Last night, I woke, as I often do these days,
no longer drenched, but misted,
with a fine release–of attachment, I suppose.
Behind my knees and under my
shoulders and also between my breasts;
and lately even, in the crook of my
arms, as if I’ve been carrying too much;
and just this week, tiny beads of sweat, dripping.
down. my. spine.
Refining, I suppose,
Only this night,
I remain awake, and feel something
more–a lightening inside–so very light–
my bones–that i think to myself…
In my dream, I am in a vibrant learning center, like the Kripalu Center for Yoga and Healing or the avant-garde middle school of my youth–spherically shaped with large open spaces.

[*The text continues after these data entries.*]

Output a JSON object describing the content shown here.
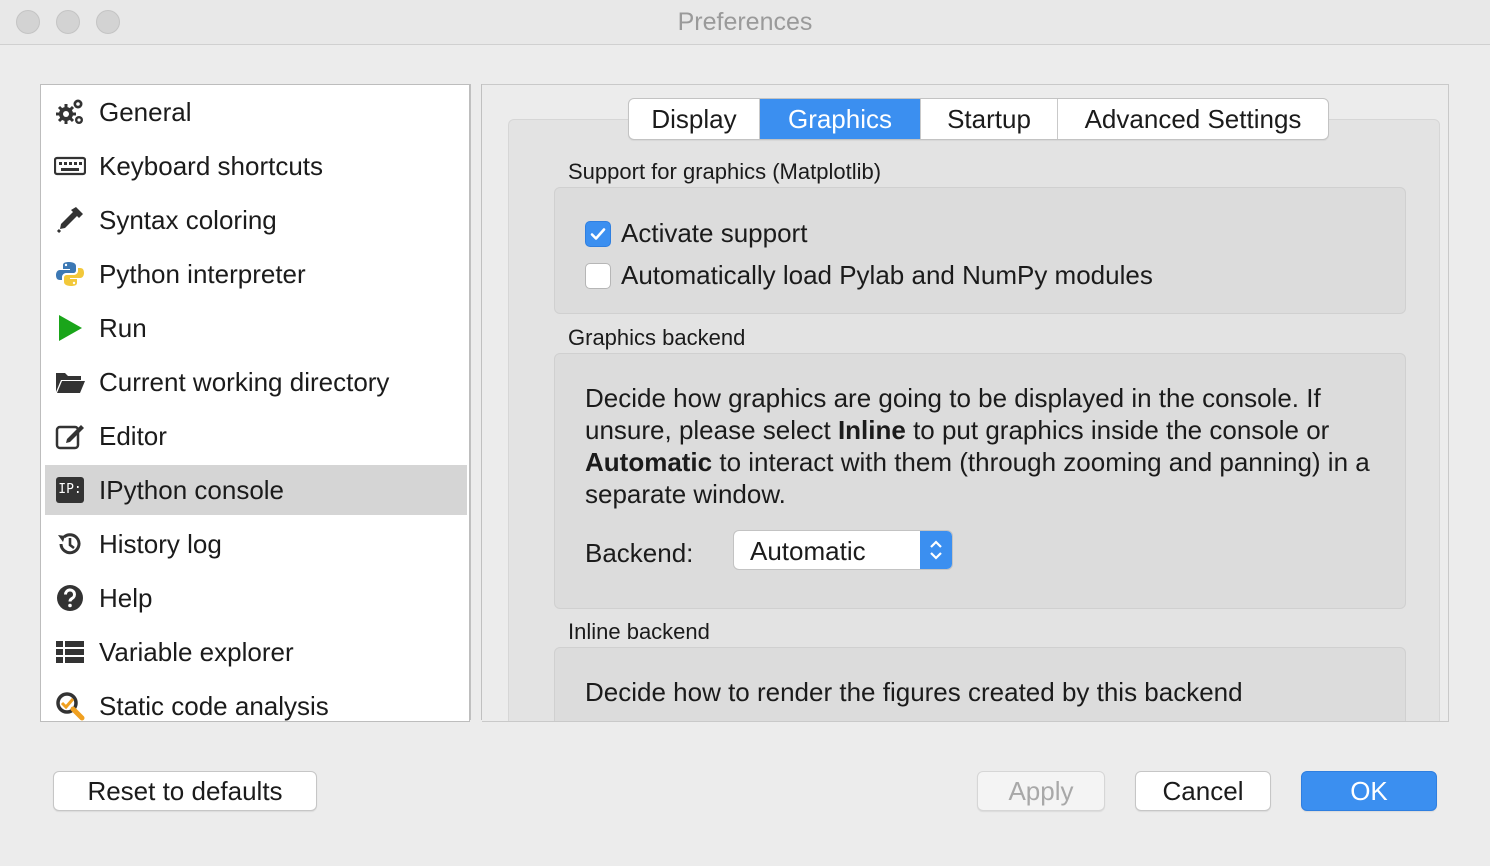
{
  "window": {
    "title": "Preferences"
  },
  "sidebar": {
    "items": [
      {
        "label": "General",
        "icon": "gears-icon"
      },
      {
        "label": "Keyboard shortcuts",
        "icon": "keyboard-icon"
      },
      {
        "label": "Syntax coloring",
        "icon": "eyedropper-icon"
      },
      {
        "label": "Python interpreter",
        "icon": "python-icon"
      },
      {
        "label": "Run",
        "icon": "play-icon"
      },
      {
        "label": "Current working directory",
        "icon": "folder-open-icon"
      },
      {
        "label": "Editor",
        "icon": "edit-icon"
      },
      {
        "label": "IPython console",
        "icon": "ipython-icon",
        "selected": true
      },
      {
        "label": "History log",
        "icon": "history-icon"
      },
      {
        "label": "Help",
        "icon": "question-icon"
      },
      {
        "label": "Variable explorer",
        "icon": "table-list-icon"
      },
      {
        "label": "Static code analysis",
        "icon": "magnifier-check-icon"
      }
    ],
    "ipython_icon_text": "IP:"
  },
  "tabs": {
    "display": "Display",
    "graphics": "Graphics",
    "startup": "Startup",
    "advanced": "Advanced Settings",
    "active": "Graphics"
  },
  "support": {
    "title": "Support for graphics (Matplotlib)",
    "activate_label": "Activate support",
    "activate_checked": true,
    "autoload_label": "Automatically load Pylab and NumPy modules",
    "autoload_checked": false
  },
  "backend_group": {
    "title": "Graphics backend",
    "desc_1": "Decide how graphics are going to be displayed in the console. If unsure, please select ",
    "desc_bold_1": "Inline",
    "desc_2": " to put graphics inside the console or ",
    "desc_bold_2": "Automatic",
    "desc_3": " to interact with them (through zooming and panning) in a separate window.",
    "backend_label": "Backend:",
    "backend_value": "Automatic"
  },
  "inline_group": {
    "title": "Inline backend",
    "desc": "Decide how to render the figures created by this backend"
  },
  "buttons": {
    "reset": "Reset to defaults",
    "apply": "Apply",
    "cancel": "Cancel",
    "ok": "OK"
  },
  "colors": {
    "accent": "#3b8ff0",
    "selection": "#d5d5d5",
    "run_green": "#1aa51a"
  }
}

I find myself outside the main chamber, octagonally-shaped, and flanked by halls. The place has the feeling of a bee hive, particularly with hum of activity all around.

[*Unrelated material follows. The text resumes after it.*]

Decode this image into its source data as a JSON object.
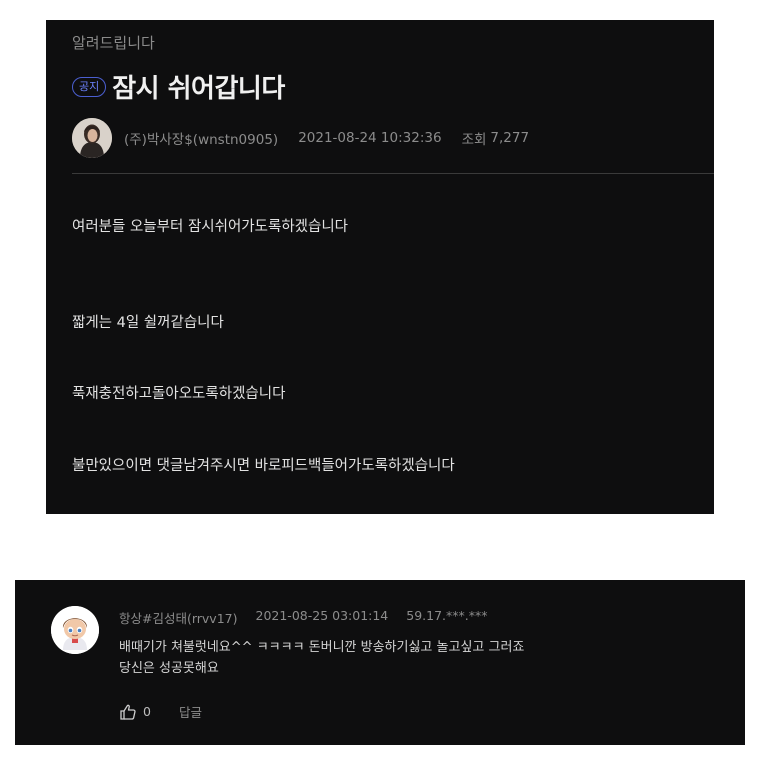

I am to assist a group of 3 women spiritual teachers, one of whom is on her knees on the floor, outside the main chamber, in front of a long strip of white butcher block, upon which is a life-size tracing of a body, like those in the years I assisted at my son’s preschool.
I realize that this teacher and her colleagues are Spanish-speaking, so with the sensitivity gained from my time working with an international organization, I tell her that it will be okay if they want to speak Spanish among themselves in the morning when they are preparing; even though I only speak English.
The next day, I find myself rushing into the hall from yet another chamber, while the main room is buzzing with activity as it gradually fills with participants in anticipation of a presentation. The room is cool and carpeted, and it is dimly lit in preparation for a projection onto a large screen. Just like a Ted Talk.
I am late, or almost late, or about to be late because I am meandering outside this main room. Uncertain.
Just as I step toward the carpeted threshold, I am taken aside by a new presenter, a slight Asian man, a higher spiritual teacher. Scolded.
I am both ashamed and confused. I had thought I was only a participant, and I can’t fathom that I would be late as an assistant.
But then I am angry. He does not understand what it is to be a woman. To tend to ones menses, for example; which is what I had been doing. (In my waking life too.)
He matches my energy with his own, making some reference to my sense of superiority, calling me Fräulein,with both disdain and something else. Respect? Provocation?
Whatever it is, it charges my sexual energy and I immediately want to consummate this relationship; though in reality I am not physically attracted to this elderly man, except that he is a powerful teacher.
When I wake, there is a sense of the desire for union–of the masculine and the feminine; and also a sense of ascending among spiritual teachers; and the lingering confusion about my own role.